It should be clear to any fair-minded person that the Voice of OC‘s coverage of Anaheim city goverment has passed into the realm of opinion journalism.

Take, for example, this morning’s Spencer Custodio article on the council’s action to amend the rules for placing items on the agenda.

Anaheim Council Majority Silences Minority” screams the tabloid-style headline. The problem is it isn’t true. It’s definitely an opinion, but not a factual one.

Under the new rule, if the city council takes any action on a councilmember-initiated item, a councilmember must wait six months before re-agendizing it. If a councilmember believes a matter too urgent to wait six months, he or she can ask colleagues to suspend the rules and agendize it sooner.

It also states that if a councilmember fails to garner the support of two colleagues to agendize an item, he/she must wait six months before trying again.

That is hardly silencing anyone. It is rare that any Anaheim councilmember fails to secure the necessary two votes to place items on the agenda.

What’s more, the rule change doesn’t single out Councilmembers Jose F. Moreno and Denise Barnes but applies to all councilmembers.

Furthermore, it is ridiculous to assume anyone of anything can silence Moreno, who is far and away the leading yakker on the council dais. Give the District 3 councilman two minutes to talk and he’ll turn it into 10.

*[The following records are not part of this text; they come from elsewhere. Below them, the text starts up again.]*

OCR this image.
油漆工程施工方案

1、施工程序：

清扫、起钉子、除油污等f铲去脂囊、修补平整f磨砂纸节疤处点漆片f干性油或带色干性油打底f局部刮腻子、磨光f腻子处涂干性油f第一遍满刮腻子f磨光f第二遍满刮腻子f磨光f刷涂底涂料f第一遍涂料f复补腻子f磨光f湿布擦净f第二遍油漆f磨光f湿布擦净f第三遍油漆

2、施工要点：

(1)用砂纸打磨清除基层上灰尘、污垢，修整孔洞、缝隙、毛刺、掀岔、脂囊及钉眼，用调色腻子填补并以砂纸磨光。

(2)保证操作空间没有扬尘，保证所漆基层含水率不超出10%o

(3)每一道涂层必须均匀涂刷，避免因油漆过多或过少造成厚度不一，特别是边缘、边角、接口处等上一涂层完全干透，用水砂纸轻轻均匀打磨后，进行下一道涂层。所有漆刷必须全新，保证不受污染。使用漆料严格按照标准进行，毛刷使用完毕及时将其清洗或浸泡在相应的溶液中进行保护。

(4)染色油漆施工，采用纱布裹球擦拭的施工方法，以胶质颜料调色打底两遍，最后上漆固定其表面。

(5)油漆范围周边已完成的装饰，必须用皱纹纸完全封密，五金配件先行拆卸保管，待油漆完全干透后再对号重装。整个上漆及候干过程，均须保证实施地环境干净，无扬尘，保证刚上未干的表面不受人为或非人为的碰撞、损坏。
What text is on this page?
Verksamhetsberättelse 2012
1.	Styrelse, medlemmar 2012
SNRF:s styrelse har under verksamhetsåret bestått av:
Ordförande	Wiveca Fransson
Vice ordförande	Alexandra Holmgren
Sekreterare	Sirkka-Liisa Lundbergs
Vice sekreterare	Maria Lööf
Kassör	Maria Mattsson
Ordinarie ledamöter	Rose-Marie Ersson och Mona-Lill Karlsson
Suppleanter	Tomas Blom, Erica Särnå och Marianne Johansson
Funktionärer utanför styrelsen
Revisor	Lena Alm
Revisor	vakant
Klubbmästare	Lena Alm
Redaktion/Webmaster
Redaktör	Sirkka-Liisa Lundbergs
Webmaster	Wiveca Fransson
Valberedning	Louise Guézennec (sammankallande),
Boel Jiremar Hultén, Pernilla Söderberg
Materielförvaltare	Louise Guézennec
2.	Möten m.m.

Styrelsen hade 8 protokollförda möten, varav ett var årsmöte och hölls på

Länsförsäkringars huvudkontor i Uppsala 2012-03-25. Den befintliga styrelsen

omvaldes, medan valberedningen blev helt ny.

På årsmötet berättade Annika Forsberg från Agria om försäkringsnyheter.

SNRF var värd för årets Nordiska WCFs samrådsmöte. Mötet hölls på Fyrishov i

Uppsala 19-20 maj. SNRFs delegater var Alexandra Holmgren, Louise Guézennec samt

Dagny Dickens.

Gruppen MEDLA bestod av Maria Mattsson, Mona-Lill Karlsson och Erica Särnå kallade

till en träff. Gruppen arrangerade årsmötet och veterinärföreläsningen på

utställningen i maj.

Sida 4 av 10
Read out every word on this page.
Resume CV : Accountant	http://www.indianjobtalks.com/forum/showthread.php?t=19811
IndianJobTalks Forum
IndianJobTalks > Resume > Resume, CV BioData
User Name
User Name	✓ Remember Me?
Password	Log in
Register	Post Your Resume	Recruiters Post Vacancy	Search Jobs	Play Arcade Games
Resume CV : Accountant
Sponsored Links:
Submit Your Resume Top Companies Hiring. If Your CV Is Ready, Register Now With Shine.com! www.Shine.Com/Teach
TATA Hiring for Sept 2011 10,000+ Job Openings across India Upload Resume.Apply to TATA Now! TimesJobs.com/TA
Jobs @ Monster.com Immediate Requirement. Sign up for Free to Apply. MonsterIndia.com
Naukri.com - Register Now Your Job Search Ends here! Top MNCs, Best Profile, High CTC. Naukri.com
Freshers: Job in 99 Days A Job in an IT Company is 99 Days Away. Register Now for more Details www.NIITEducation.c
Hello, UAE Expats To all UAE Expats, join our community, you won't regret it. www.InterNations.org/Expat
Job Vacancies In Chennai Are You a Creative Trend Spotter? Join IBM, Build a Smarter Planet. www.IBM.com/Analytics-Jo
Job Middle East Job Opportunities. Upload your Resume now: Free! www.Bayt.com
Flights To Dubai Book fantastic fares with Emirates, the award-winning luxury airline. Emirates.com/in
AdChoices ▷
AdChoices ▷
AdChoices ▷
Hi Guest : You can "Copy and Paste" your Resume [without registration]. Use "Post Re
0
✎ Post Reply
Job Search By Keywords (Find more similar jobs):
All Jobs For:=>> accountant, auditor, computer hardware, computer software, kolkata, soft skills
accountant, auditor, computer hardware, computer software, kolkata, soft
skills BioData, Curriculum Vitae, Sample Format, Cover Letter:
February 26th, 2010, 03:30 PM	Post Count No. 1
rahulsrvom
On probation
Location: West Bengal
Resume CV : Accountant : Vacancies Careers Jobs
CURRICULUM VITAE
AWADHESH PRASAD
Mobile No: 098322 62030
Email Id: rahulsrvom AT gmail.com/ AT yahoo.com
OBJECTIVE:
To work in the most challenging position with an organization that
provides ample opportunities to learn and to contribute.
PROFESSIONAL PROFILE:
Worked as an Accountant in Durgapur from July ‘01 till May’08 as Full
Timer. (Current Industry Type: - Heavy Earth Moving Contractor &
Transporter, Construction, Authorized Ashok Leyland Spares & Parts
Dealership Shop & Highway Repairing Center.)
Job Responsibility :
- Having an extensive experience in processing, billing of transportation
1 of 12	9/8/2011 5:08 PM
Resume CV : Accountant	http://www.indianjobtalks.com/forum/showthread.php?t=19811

Custodio’s lede paragraph is pure opinion, not reporting:

“Anaheim’s City Council majority members have decided they don’t need to consider policy proposals from the minority more than once in a six-month period.”

That sentence belongs in an editorial, not a news article.  As noted, the rule change applies to all six members of the city council. Mayor Pro Tem Lucille Kring is a member of the current governing majority. If she fails to get two votes to agendize something – which has happened – she’ll have to wait six months before trying again, just like any other councilmember.

In addition to being his subjective opinion, Custodio also factually misrepresents what the rule change entails. His desire to editorialize results in a statement that doesn’t make sense, by literally claiming Moreno and Barnes can only agendize policy items once every six months.

As noted, the rule change – which applies to all six councilmembers – simply states that after the council has taken action on a councilmember-initiated item, councilmembers must wait 6 months before re-agendizing. If Custodio had chosen to report rather than editorialize in his lede paragraph, he might have reported the rule change accurately.

Custodio fails to note the inconvenient reality that the newly-adopted rule change would have little real impact on the ability of Barnes and Moreno – or any coiuncilmember – to bring matters before the council for consideration.  Only Moreno’s constant re-agendizing of rent control – an abuse of the priocess for politicial purposes – would have been affected.

Custodio’s November 5 preview article on the proposed rule changed was also opinion journalism.

Anaheim Seeks to Gag Council Members

Anaheim’s City Council majority is looking to institute a gag order of sorts on minority-faction council members by limiting how many times an elected official can agendize an issue for public discussion. 

Again, this is editorializing, not reporting. Calling the rule change a “gag order” is inflammatory and inaccurate. It is Custodio camouflaging his opinion as news reporting.

Here’s another example in the lede paragraph from an October 29 Custodio article on the Angel Stadium appraisal:

Anaheim’s City Council is not interested in publicizing the value of their public stadium and also doesn’t want the public to have much time to look over potential stadium deals before they are approved.

Again, this is pure editorializing – Custodio representing his opinion as fact.  And his opinion isn’t even factual.

The fact is when it authorized the appraisal in November 2018, the city council stated it would be ultimately be made available to the public. However, it gave no direction and took no action regarding the timing of its publication – and has taken no action to the contrary since that time.

There is disagreement on the council as to when the appraisal should be made public – and there is a strong case for keeping it under wraps until the appropriate moment during negotiations with the Angels. But that is fundamentally different than Custodio’s claim the council doesn’t want the public to know the stadium’s value.

The same goes for Custodio’s claim the council opposes giving the public siufficient time to evaluate any agreement the parties hammer out.

Can he point to any example where a councilmember has announced, “I don’t want the public to have much time to look over potential stadium deals before we approve them.”  No – because there are none. Custodio’s claim is unsubstantiated speculation.

One has to wonder where the Voice of OC‘s sense of outrage was last year when Mayor Tom Tait spent months negotiating in secret with the Anaheim Ducks to sell them city property surrounding the Honda Center? The negotiations were an open secret. And the deal – and appraisal of the land – weren’t released to the public until four days before the council vote.  There wasn’t a peep from the Voice of OC, nor for that matter from any of the partisans who now posture as champions of public transparency.

There is nothing wrong with opinion journalism. Anaheim Blog engages in opinion journalism. The problem is when a publication engages in opinion journalism but holds itself out to be engaged in news reporting.